I have developed a plugin for SailPoint IdentityIQ that calls web services through a custom-built Java application to retrieve cetrain information. The plugin itself simply invokes Java methods from this application.
However, my Java application uses the same Java classes as SailPoint IdentityIQ but with a different version. I have read that SailPoint and its plugins use seperate ClassLoaders, so in theory, there should be no conflicts. Despite this, I am encountering runtime errors suggesting that the plugin is accessing the wrong classes - specifically, the ones from SailPoint instead of the ones from my plugin/ application.
Has anyone experienced similar issues with ClassLoaders in SailPoint plugins? How can I ensure that the two ClassLoader environments remain completely seperate? Are there any best practices or specific configurations to avoid ClassLoader conflicts?

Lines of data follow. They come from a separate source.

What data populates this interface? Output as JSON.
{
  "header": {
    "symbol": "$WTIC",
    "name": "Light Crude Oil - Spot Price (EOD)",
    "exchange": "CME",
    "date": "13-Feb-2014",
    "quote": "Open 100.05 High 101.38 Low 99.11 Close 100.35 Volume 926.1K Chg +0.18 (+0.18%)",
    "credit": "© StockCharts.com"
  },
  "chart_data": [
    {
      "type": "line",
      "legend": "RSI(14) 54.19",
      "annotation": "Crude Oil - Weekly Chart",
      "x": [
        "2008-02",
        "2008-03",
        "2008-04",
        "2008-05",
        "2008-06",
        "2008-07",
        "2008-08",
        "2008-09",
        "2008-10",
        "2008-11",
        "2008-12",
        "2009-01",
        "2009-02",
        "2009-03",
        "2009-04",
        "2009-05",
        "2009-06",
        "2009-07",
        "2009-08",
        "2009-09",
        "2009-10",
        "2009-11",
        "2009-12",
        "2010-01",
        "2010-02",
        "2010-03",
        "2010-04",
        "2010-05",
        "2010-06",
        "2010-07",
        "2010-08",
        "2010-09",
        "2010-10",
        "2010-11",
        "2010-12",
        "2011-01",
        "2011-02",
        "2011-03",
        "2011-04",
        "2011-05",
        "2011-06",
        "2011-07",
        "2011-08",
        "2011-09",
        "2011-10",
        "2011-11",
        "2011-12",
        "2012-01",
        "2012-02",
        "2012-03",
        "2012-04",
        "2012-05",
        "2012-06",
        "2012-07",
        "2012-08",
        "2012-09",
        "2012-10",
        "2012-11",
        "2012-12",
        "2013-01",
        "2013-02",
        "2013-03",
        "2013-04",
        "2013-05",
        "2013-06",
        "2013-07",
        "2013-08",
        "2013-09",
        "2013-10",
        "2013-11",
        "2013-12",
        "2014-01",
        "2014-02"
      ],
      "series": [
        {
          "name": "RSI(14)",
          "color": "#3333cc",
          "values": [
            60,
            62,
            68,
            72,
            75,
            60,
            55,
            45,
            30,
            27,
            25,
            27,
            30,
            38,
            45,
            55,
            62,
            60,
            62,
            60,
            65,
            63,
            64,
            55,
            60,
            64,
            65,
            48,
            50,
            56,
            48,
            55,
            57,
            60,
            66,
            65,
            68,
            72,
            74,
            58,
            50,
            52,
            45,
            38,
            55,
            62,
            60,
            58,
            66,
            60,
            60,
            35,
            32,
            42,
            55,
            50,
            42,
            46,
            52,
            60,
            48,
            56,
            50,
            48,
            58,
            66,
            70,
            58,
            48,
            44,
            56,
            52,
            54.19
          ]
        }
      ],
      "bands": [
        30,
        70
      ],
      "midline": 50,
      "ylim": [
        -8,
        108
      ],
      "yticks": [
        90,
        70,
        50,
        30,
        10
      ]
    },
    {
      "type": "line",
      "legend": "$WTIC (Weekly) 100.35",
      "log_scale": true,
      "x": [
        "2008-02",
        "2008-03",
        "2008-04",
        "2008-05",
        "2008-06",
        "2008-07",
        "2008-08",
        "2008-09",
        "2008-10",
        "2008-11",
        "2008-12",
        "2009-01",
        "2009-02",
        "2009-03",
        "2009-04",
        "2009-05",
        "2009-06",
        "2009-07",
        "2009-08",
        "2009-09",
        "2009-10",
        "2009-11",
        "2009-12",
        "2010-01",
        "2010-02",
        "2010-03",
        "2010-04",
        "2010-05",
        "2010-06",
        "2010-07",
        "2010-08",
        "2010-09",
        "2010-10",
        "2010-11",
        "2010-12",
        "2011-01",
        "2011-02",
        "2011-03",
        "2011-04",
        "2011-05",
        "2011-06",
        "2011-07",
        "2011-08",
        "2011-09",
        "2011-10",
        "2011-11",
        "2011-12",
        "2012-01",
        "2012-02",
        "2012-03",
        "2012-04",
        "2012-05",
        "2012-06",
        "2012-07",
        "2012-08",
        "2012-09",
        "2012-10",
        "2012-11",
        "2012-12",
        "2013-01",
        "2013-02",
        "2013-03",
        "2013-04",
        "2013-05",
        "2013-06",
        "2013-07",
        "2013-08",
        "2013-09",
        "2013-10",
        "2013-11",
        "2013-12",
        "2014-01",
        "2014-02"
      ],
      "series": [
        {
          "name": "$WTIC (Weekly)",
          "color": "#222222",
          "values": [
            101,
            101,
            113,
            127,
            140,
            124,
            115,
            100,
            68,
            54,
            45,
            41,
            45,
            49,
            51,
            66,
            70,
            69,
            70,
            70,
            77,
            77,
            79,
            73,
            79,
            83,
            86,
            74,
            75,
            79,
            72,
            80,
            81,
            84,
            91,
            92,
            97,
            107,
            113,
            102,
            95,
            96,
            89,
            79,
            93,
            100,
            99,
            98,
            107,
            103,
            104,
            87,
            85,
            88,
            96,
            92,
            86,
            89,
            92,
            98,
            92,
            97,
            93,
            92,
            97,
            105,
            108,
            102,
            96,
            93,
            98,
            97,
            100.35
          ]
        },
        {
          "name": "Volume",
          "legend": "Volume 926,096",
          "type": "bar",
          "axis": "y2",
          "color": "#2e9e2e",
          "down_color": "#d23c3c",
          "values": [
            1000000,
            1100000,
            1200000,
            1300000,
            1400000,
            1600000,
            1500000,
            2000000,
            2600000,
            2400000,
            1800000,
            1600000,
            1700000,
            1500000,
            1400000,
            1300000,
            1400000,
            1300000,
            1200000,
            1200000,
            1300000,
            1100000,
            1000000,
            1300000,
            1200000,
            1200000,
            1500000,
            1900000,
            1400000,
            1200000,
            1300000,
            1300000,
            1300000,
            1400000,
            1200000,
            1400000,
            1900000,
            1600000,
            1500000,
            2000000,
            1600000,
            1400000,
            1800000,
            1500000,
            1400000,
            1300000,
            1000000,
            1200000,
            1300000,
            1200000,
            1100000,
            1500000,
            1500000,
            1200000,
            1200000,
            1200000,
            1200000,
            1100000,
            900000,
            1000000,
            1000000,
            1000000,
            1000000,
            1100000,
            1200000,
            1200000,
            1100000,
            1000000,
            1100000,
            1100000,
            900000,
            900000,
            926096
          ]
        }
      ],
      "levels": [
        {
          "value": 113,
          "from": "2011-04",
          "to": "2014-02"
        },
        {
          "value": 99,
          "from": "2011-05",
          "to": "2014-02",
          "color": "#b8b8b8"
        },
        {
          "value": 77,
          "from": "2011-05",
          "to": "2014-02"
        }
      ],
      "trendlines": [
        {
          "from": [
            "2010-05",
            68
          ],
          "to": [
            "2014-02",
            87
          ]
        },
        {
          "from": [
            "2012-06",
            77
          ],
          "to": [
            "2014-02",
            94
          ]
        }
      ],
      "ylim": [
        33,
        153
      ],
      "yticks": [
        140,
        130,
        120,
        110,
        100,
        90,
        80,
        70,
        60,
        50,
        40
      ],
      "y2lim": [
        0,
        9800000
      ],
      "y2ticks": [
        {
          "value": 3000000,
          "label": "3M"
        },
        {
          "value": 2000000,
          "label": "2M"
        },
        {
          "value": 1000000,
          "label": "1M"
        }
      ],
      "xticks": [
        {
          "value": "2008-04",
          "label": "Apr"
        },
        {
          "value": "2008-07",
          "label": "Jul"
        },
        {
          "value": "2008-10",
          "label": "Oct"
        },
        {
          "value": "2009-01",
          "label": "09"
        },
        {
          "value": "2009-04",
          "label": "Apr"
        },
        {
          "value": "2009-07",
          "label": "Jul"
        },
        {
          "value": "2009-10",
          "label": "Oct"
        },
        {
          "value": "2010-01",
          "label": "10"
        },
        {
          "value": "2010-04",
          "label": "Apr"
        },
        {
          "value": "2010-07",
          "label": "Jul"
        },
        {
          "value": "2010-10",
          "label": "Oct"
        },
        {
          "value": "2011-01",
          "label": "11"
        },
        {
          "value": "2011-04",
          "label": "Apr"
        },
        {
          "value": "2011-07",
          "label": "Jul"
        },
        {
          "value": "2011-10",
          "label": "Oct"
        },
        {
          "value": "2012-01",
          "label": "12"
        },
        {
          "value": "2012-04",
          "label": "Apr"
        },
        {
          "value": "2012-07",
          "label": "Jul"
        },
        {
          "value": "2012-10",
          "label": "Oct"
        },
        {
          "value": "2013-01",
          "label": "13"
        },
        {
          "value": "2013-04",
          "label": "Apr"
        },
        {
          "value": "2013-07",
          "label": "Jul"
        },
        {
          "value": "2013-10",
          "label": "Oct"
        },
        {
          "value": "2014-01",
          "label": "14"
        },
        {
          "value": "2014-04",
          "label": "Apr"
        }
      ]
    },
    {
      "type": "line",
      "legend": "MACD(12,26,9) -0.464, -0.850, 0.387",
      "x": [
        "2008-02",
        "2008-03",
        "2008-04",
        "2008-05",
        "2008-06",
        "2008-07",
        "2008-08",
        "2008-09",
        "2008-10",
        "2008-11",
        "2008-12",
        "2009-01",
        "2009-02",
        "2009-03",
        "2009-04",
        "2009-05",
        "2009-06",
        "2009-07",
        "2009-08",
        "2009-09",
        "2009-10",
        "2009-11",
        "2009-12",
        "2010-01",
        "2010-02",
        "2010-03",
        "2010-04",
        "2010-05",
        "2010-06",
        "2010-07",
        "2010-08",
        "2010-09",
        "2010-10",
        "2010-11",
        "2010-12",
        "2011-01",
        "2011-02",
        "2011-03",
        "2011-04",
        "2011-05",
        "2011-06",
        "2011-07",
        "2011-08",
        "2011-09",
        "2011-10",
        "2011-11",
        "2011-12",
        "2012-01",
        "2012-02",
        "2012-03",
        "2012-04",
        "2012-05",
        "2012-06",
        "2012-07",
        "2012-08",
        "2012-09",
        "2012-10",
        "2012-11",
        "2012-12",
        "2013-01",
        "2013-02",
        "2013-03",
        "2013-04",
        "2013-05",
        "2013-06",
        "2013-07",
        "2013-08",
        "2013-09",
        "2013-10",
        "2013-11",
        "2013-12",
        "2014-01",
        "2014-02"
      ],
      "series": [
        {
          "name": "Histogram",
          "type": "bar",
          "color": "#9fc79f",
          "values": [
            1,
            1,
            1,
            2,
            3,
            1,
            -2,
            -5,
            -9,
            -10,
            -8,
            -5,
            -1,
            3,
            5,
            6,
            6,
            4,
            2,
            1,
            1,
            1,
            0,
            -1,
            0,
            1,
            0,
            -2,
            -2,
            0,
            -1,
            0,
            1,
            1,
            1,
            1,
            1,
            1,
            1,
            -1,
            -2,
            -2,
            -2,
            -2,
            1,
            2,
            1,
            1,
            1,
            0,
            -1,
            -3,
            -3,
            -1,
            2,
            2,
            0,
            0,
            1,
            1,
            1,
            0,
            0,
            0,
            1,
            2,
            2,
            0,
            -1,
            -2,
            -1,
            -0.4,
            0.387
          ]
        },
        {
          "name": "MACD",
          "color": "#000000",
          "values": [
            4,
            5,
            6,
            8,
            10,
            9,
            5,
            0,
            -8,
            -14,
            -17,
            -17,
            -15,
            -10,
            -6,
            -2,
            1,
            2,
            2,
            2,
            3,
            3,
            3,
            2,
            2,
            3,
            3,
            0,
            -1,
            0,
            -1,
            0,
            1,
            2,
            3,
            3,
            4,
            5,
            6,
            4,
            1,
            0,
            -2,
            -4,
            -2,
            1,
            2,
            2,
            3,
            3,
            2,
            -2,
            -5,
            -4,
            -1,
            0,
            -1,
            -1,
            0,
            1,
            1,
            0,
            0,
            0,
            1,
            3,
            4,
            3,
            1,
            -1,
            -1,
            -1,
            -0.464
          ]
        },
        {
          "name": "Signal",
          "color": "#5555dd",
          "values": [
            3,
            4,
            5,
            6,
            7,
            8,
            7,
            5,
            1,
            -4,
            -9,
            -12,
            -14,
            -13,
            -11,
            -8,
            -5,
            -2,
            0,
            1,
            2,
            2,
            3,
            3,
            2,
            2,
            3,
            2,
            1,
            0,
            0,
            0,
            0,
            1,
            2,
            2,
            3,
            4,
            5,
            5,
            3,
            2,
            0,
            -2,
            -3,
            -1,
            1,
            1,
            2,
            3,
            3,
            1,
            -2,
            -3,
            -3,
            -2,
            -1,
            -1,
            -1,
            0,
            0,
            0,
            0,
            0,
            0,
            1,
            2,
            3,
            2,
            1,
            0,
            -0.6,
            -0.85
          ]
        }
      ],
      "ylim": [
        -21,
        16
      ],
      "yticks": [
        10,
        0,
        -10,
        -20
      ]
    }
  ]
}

Oof, yeah, this is troublesome. As you’ve noticed, IIQ plugins don’t use a separate ClassLoader from IIQ itself, but rather a child ClassLoader.
The way class loading works in Java, it will use the first ClassLoader in the hierarchy that’s already loaded a named class. (I’ve actually seen this happen the other direction, too. A plugin ClassLoader will be the first to load, say, Commons Logging classes, and IIQ-level logging will blow up with errors.)
You will need an entirely separate ClassLoader, and that’s unfortunately on you to implement. I usually build the separated classes into their own JAR file(s), put them in META-INF in the JAR (so they don’t get loaded by the JVM), and then unzip the JARs on the fly to build my internal ClassLoader. You can either use a memory-based ClassLoader (which is what IIQ itself does for plugins) or unzip them to a temp folder and use that.